I am probably not the best strategist. I am definitely not the most experienced, or knowledgable. I have not advised the boards of Shell, or Meta, or Lockheed Martin. And I probably never will.
But I am willing to venture that I might be one of the best at “dumbing down and sexing up” strategy concepts. Making them quick, accessible, and fun. And that’s just what Starbucks did with real Italian coffee – introducing a “close enough” version of it to the world, and massively raising the average standards of coffee worldwide.
Just imagine for a second how impactful this might be at scale.
Strategic businesses create value. New value. Unstrategic businesses don’t. They either do something worthless, or they do something that’s been done many many many times before. What this means is that the amount of genuine value being produced by the vast mass of companies out there is a fraction of what it should be based on their intelligence and efforts.
If however we were to make those masses strategic – not necessarily “Southwest Airlines strategic”, just reasonably strategic – then there would be an explosion of new value, growth, and richness created for the precise same amount of effort and capital outlay. (Or arguably even a little bit less).

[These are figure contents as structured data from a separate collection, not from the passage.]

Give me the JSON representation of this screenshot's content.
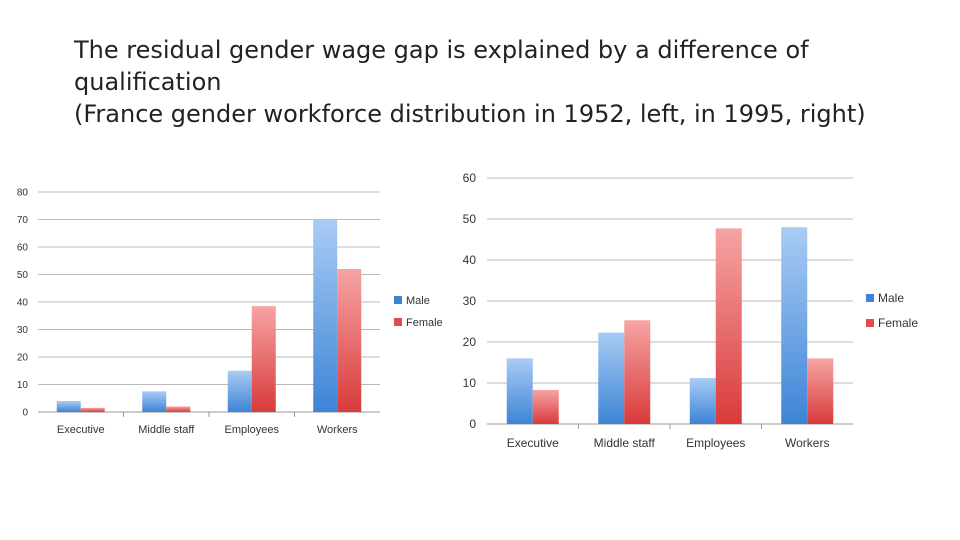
{
  "title_lines": [
    "The residual gender wage gap is explained by a difference of",
    "qualification",
    "(France gender workforce distribution in 1952, left, in 1995, right)"
  ],
  "colors": {
    "male": "#3d84d6",
    "female": "#e24b4b",
    "grid": "#bbbbbb"
  },
  "chart_data": [
    {
      "type": "bar",
      "categories": [
        "Executive",
        "Middle staff",
        "Employees",
        "Workers"
      ],
      "series": [
        {
          "name": "Male",
          "values": [
            4,
            7.5,
            15,
            70
          ]
        },
        {
          "name": "Female",
          "values": [
            1.5,
            2,
            38.5,
            52
          ]
        }
      ],
      "y_ticks": [
        0,
        10,
        20,
        30,
        40,
        50,
        60,
        70,
        80
      ],
      "ylim": [
        0,
        80
      ],
      "grid": true,
      "legend": "right"
    },
    {
      "type": "bar",
      "categories": [
        "Executive",
        "Middle staff",
        "Employees",
        "Workers"
      ],
      "series": [
        {
          "name": "Male",
          "values": [
            16,
            22.3,
            11.2,
            48
          ]
        },
        {
          "name": "Female",
          "values": [
            8.3,
            25.3,
            47.7,
            16
          ]
        }
      ],
      "y_ticks": [
        0,
        10,
        20,
        30,
        40,
        50,
        60
      ],
      "ylim": [
        0,
        60
      ],
      "grid": true,
      "legend": "right"
    }
  ]
}
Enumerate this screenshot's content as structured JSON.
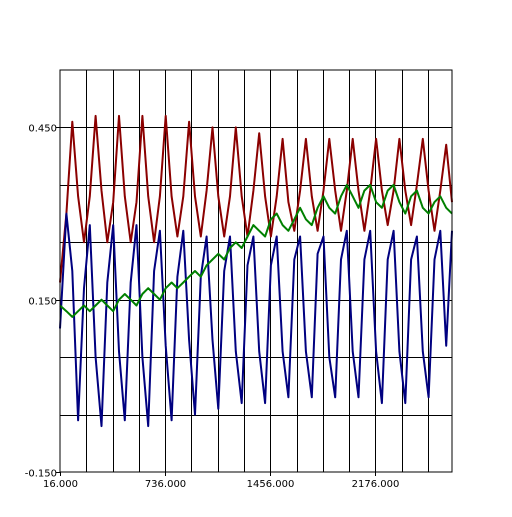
{
  "chart_data": {
    "type": "line",
    "title": "",
    "xlabel": "",
    "ylabel": "",
    "xlim": [
      16,
      2700
    ],
    "ylim": [
      -0.15,
      0.55
    ],
    "grid": true,
    "legend": "none",
    "x_tick_values": [
      16,
      736,
      1456,
      2176
    ],
    "x_tick_labels": [
      "16.000",
      "736.000",
      "1456.000",
      "2176.000"
    ],
    "y_tick_values": [
      0.45,
      0.15,
      -0.15
    ],
    "y_tick_labels": [
      "0.450",
      "0.150",
      "-0.150"
    ],
    "x_grid_values": [
      16,
      196,
      376,
      556,
      736,
      916,
      1096,
      1276,
      1456,
      1636,
      1816,
      1996,
      2176,
      2356,
      2536,
      2716
    ],
    "y_grid_values": [
      0.45,
      0.35,
      0.25,
      0.15,
      0.05,
      -0.05
    ],
    "series": [
      {
        "color": "#8b0000",
        "x": [
          16,
          60,
          100,
          140,
          180,
          220,
          260,
          300,
          340,
          380,
          420,
          460,
          500,
          540,
          580,
          620,
          660,
          700,
          740,
          780,
          820,
          860,
          900,
          940,
          980,
          1020,
          1060,
          1100,
          1140,
          1180,
          1220,
          1260,
          1300,
          1340,
          1380,
          1420,
          1460,
          1500,
          1540,
          1580,
          1620,
          1660,
          1700,
          1740,
          1780,
          1820,
          1860,
          1900,
          1940,
          1980,
          2020,
          2060,
          2100,
          2140,
          2180,
          2220,
          2260,
          2300,
          2340,
          2380,
          2420,
          2460,
          2500,
          2540,
          2580,
          2620,
          2660,
          2700
        ],
        "y": [
          0.18,
          0.3,
          0.46,
          0.33,
          0.25,
          0.33,
          0.47,
          0.34,
          0.25,
          0.32,
          0.47,
          0.33,
          0.25,
          0.32,
          0.47,
          0.33,
          0.25,
          0.33,
          0.47,
          0.33,
          0.26,
          0.33,
          0.46,
          0.33,
          0.26,
          0.34,
          0.45,
          0.33,
          0.26,
          0.33,
          0.45,
          0.33,
          0.26,
          0.34,
          0.44,
          0.33,
          0.26,
          0.33,
          0.43,
          0.32,
          0.27,
          0.34,
          0.43,
          0.33,
          0.27,
          0.34,
          0.43,
          0.34,
          0.27,
          0.34,
          0.43,
          0.34,
          0.27,
          0.34,
          0.43,
          0.34,
          0.28,
          0.34,
          0.43,
          0.34,
          0.28,
          0.35,
          0.43,
          0.34,
          0.27,
          0.34,
          0.42,
          0.32
        ]
      },
      {
        "color": "#000080",
        "x": [
          16,
          60,
          100,
          140,
          180,
          220,
          260,
          300,
          340,
          380,
          420,
          460,
          500,
          540,
          580,
          620,
          660,
          700,
          740,
          780,
          820,
          860,
          900,
          940,
          980,
          1020,
          1060,
          1100,
          1140,
          1180,
          1220,
          1260,
          1300,
          1340,
          1380,
          1420,
          1460,
          1500,
          1540,
          1580,
          1620,
          1660,
          1700,
          1740,
          1780,
          1820,
          1860,
          1900,
          1940,
          1980,
          2020,
          2060,
          2100,
          2140,
          2180,
          2220,
          2260,
          2300,
          2340,
          2380,
          2420,
          2460,
          2500,
          2540,
          2580,
          2620,
          2660,
          2700
        ],
        "y": [
          0.1,
          0.3,
          0.2,
          -0.06,
          0.17,
          0.28,
          0.05,
          -0.07,
          0.18,
          0.28,
          0.06,
          -0.06,
          0.18,
          0.28,
          0.05,
          -0.07,
          0.2,
          0.27,
          0.07,
          -0.06,
          0.19,
          0.27,
          0.08,
          -0.05,
          0.19,
          0.26,
          0.08,
          -0.04,
          0.2,
          0.26,
          0.06,
          -0.03,
          0.21,
          0.26,
          0.06,
          -0.03,
          0.21,
          0.26,
          0.06,
          -0.02,
          0.22,
          0.26,
          0.06,
          -0.02,
          0.23,
          0.26,
          0.05,
          -0.02,
          0.22,
          0.27,
          0.06,
          -0.02,
          0.22,
          0.27,
          0.06,
          -0.03,
          0.22,
          0.27,
          0.06,
          -0.03,
          0.22,
          0.26,
          0.06,
          -0.02,
          0.22,
          0.27,
          0.07,
          0.27
        ]
      },
      {
        "color": "#008000",
        "x": [
          16,
          60,
          100,
          140,
          180,
          220,
          260,
          300,
          340,
          380,
          420,
          460,
          500,
          540,
          580,
          620,
          660,
          700,
          740,
          780,
          820,
          860,
          900,
          940,
          980,
          1020,
          1060,
          1100,
          1140,
          1180,
          1220,
          1260,
          1300,
          1340,
          1380,
          1420,
          1460,
          1500,
          1540,
          1580,
          1620,
          1660,
          1700,
          1740,
          1780,
          1820,
          1860,
          1900,
          1940,
          1980,
          2020,
          2060,
          2100,
          2140,
          2180,
          2220,
          2260,
          2300,
          2340,
          2380,
          2420,
          2460,
          2500,
          2540,
          2580,
          2620,
          2660,
          2700
        ],
        "y": [
          0.14,
          0.13,
          0.12,
          0.13,
          0.14,
          0.13,
          0.14,
          0.15,
          0.14,
          0.13,
          0.15,
          0.16,
          0.15,
          0.14,
          0.16,
          0.17,
          0.16,
          0.15,
          0.17,
          0.18,
          0.17,
          0.18,
          0.19,
          0.2,
          0.19,
          0.21,
          0.22,
          0.23,
          0.22,
          0.24,
          0.25,
          0.24,
          0.26,
          0.28,
          0.27,
          0.26,
          0.29,
          0.3,
          0.28,
          0.27,
          0.29,
          0.31,
          0.29,
          0.28,
          0.31,
          0.33,
          0.31,
          0.3,
          0.33,
          0.35,
          0.33,
          0.31,
          0.34,
          0.35,
          0.32,
          0.31,
          0.34,
          0.35,
          0.32,
          0.3,
          0.33,
          0.34,
          0.31,
          0.3,
          0.32,
          0.33,
          0.31,
          0.3
        ]
      }
    ]
  }
}
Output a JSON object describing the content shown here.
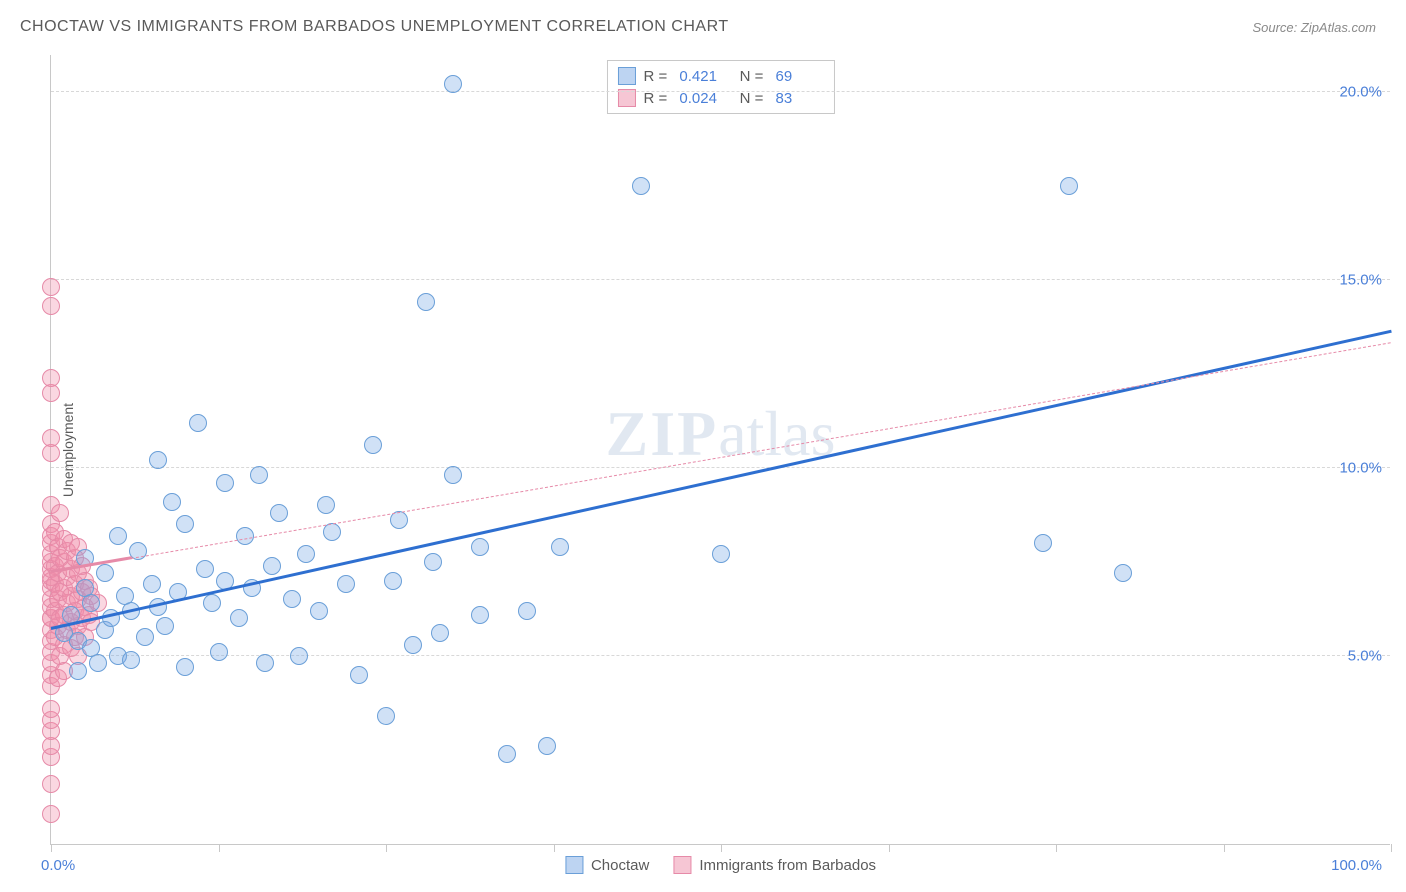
{
  "title": "CHOCTAW VS IMMIGRANTS FROM BARBADOS UNEMPLOYMENT CORRELATION CHART",
  "source": "Source: ZipAtlas.com",
  "watermark_a": "ZIP",
  "watermark_b": "atlas",
  "chart": {
    "type": "scatter",
    "ylabel": "Unemployment",
    "xmin": 0,
    "xmax": 100,
    "ymin": 0,
    "ymax": 21,
    "x_ticks": [
      0,
      12.5,
      25,
      37.5,
      50,
      62.5,
      75,
      87.5,
      100
    ],
    "x_label_min": "0.0%",
    "x_label_max": "100.0%",
    "y_gridlines": [
      5,
      10,
      15,
      20
    ],
    "y_labels": [
      "5.0%",
      "10.0%",
      "15.0%",
      "20.0%"
    ],
    "background_color": "#ffffff",
    "grid_color": "#d8d8d8",
    "axis_color": "#c8c8c8",
    "tick_label_color": "#4a7fd8",
    "marker_radius": 9,
    "marker_stroke_width": 1.5,
    "series": [
      {
        "name": "Choctaw",
        "fill": "rgba(120,170,230,0.35)",
        "stroke": "#6a9fd8",
        "swatch_fill": "#bdd4f2",
        "swatch_border": "#6a9fd8",
        "r_value": "0.421",
        "n_value": "69",
        "trend": {
          "x1": 0,
          "y1": 5.7,
          "x2": 100,
          "y2": 13.6,
          "width": 3,
          "dash": "none",
          "color": "#2e6fd0"
        },
        "points": [
          [
            1,
            5.6
          ],
          [
            1.5,
            6.1
          ],
          [
            2,
            4.6
          ],
          [
            2,
            5.4
          ],
          [
            2.5,
            6.8
          ],
          [
            2.5,
            7.6
          ],
          [
            3,
            5.2
          ],
          [
            3,
            6.4
          ],
          [
            3.5,
            4.8
          ],
          [
            4,
            5.7
          ],
          [
            4,
            7.2
          ],
          [
            4.5,
            6.0
          ],
          [
            5,
            5.0
          ],
          [
            5,
            8.2
          ],
          [
            5.5,
            6.6
          ],
          [
            6,
            4.9
          ],
          [
            6,
            6.2
          ],
          [
            6.5,
            7.8
          ],
          [
            7,
            5.5
          ],
          [
            7.5,
            6.9
          ],
          [
            8,
            6.3
          ],
          [
            8,
            10.2
          ],
          [
            8.5,
            5.8
          ],
          [
            9,
            9.1
          ],
          [
            9.5,
            6.7
          ],
          [
            10,
            8.5
          ],
          [
            10,
            4.7
          ],
          [
            11,
            11.2
          ],
          [
            11.5,
            7.3
          ],
          [
            12,
            6.4
          ],
          [
            12.5,
            5.1
          ],
          [
            13,
            7.0
          ],
          [
            13,
            9.6
          ],
          [
            14,
            6.0
          ],
          [
            14.5,
            8.2
          ],
          [
            15,
            6.8
          ],
          [
            15.5,
            9.8
          ],
          [
            16,
            4.8
          ],
          [
            16.5,
            7.4
          ],
          [
            17,
            8.8
          ],
          [
            18,
            6.5
          ],
          [
            18.5,
            5.0
          ],
          [
            19,
            7.7
          ],
          [
            20,
            6.2
          ],
          [
            20.5,
            9.0
          ],
          [
            21,
            8.3
          ],
          [
            22,
            6.9
          ],
          [
            23,
            4.5
          ],
          [
            24,
            10.6
          ],
          [
            25,
            3.4
          ],
          [
            25.5,
            7.0
          ],
          [
            26,
            8.6
          ],
          [
            27,
            5.3
          ],
          [
            28,
            14.4
          ],
          [
            28.5,
            7.5
          ],
          [
            29,
            5.6
          ],
          [
            30,
            9.8
          ],
          [
            30,
            20.2
          ],
          [
            32,
            6.1
          ],
          [
            32,
            7.9
          ],
          [
            34,
            2.4
          ],
          [
            35.5,
            6.2
          ],
          [
            37,
            2.6
          ],
          [
            38,
            7.9
          ],
          [
            44,
            17.5
          ],
          [
            50,
            7.7
          ],
          [
            74,
            8.0
          ],
          [
            76,
            17.5
          ],
          [
            80,
            7.2
          ]
        ]
      },
      {
        "name": "Immigrants from Barbados",
        "fill": "rgba(240,140,170,0.35)",
        "stroke": "#e68aa8",
        "swatch_fill": "#f6c6d4",
        "swatch_border": "#e68aa8",
        "r_value": "0.024",
        "n_value": "83",
        "trend": {
          "x1": 0,
          "y1": 7.2,
          "x2": 100,
          "y2": 13.3,
          "width": 1.5,
          "dash": "5,4",
          "color": "#e68aa8"
        },
        "trend_solid_until": 6,
        "points": [
          [
            0,
            0.8
          ],
          [
            0,
            1.6
          ],
          [
            0,
            2.3
          ],
          [
            0,
            2.6
          ],
          [
            0,
            3.0
          ],
          [
            0,
            3.3
          ],
          [
            0,
            3.6
          ],
          [
            0,
            4.2
          ],
          [
            0,
            4.5
          ],
          [
            0,
            4.8
          ],
          [
            0,
            5.1
          ],
          [
            0,
            5.4
          ],
          [
            0,
            5.7
          ],
          [
            0,
            6.0
          ],
          [
            0,
            6.0
          ],
          [
            0,
            6.3
          ],
          [
            0,
            6.5
          ],
          [
            0,
            6.8
          ],
          [
            0,
            7.0
          ],
          [
            0,
            7.1
          ],
          [
            0,
            7.3
          ],
          [
            0,
            7.5
          ],
          [
            0,
            7.7
          ],
          [
            0,
            8.0
          ],
          [
            0,
            8.2
          ],
          [
            0,
            8.5
          ],
          [
            0,
            9.0
          ],
          [
            0,
            10.4
          ],
          [
            0,
            10.8
          ],
          [
            0,
            12.0
          ],
          [
            0,
            12.4
          ],
          [
            0,
            14.3
          ],
          [
            0,
            14.8
          ],
          [
            0.3,
            5.5
          ],
          [
            0.3,
            6.2
          ],
          [
            0.3,
            6.9
          ],
          [
            0.3,
            7.4
          ],
          [
            0.3,
            8.3
          ],
          [
            0.5,
            4.4
          ],
          [
            0.5,
            5.8
          ],
          [
            0.5,
            6.5
          ],
          [
            0.5,
            7.2
          ],
          [
            0.5,
            7.9
          ],
          [
            0.7,
            5.0
          ],
          [
            0.7,
            6.0
          ],
          [
            0.7,
            6.7
          ],
          [
            0.7,
            7.6
          ],
          [
            0.7,
            8.8
          ],
          [
            1.0,
            4.6
          ],
          [
            1.0,
            5.3
          ],
          [
            1.0,
            6.1
          ],
          [
            1.0,
            6.8
          ],
          [
            1.0,
            7.5
          ],
          [
            1.0,
            8.1
          ],
          [
            1.2,
            5.7
          ],
          [
            1.2,
            6.4
          ],
          [
            1.2,
            7.1
          ],
          [
            1.2,
            7.8
          ],
          [
            1.5,
            5.2
          ],
          [
            1.5,
            5.9
          ],
          [
            1.5,
            6.6
          ],
          [
            1.5,
            7.3
          ],
          [
            1.5,
            8.0
          ],
          [
            1.8,
            5.5
          ],
          [
            1.8,
            6.2
          ],
          [
            1.8,
            6.9
          ],
          [
            1.8,
            7.6
          ],
          [
            2.0,
            5.0
          ],
          [
            2.0,
            5.8
          ],
          [
            2.0,
            6.5
          ],
          [
            2.0,
            7.2
          ],
          [
            2.0,
            7.9
          ],
          [
            2.3,
            6.0
          ],
          [
            2.3,
            6.7
          ],
          [
            2.3,
            7.4
          ],
          [
            2.5,
            5.5
          ],
          [
            2.5,
            6.3
          ],
          [
            2.5,
            7.0
          ],
          [
            2.8,
            6.1
          ],
          [
            2.8,
            6.8
          ],
          [
            3.0,
            5.9
          ],
          [
            3.0,
            6.6
          ],
          [
            3.5,
            6.4
          ]
        ]
      }
    ]
  }
}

This is the potential power of successful implementing “the Starbucks of Strategy”.
Now of course this probably sounds a bit grandiose. And who the hell am I anyway, I’ve got a few thousand followers but it’s not like I’m Tony Robbins or something.
But I do have a few ideas.
And regardless of the scale they achieve, it’s something to shoot for anyway. It’s something to be getting on with. So I’ll give it a crack. And at the very least hopefully produce a lot more value for you – my core crew – in the process.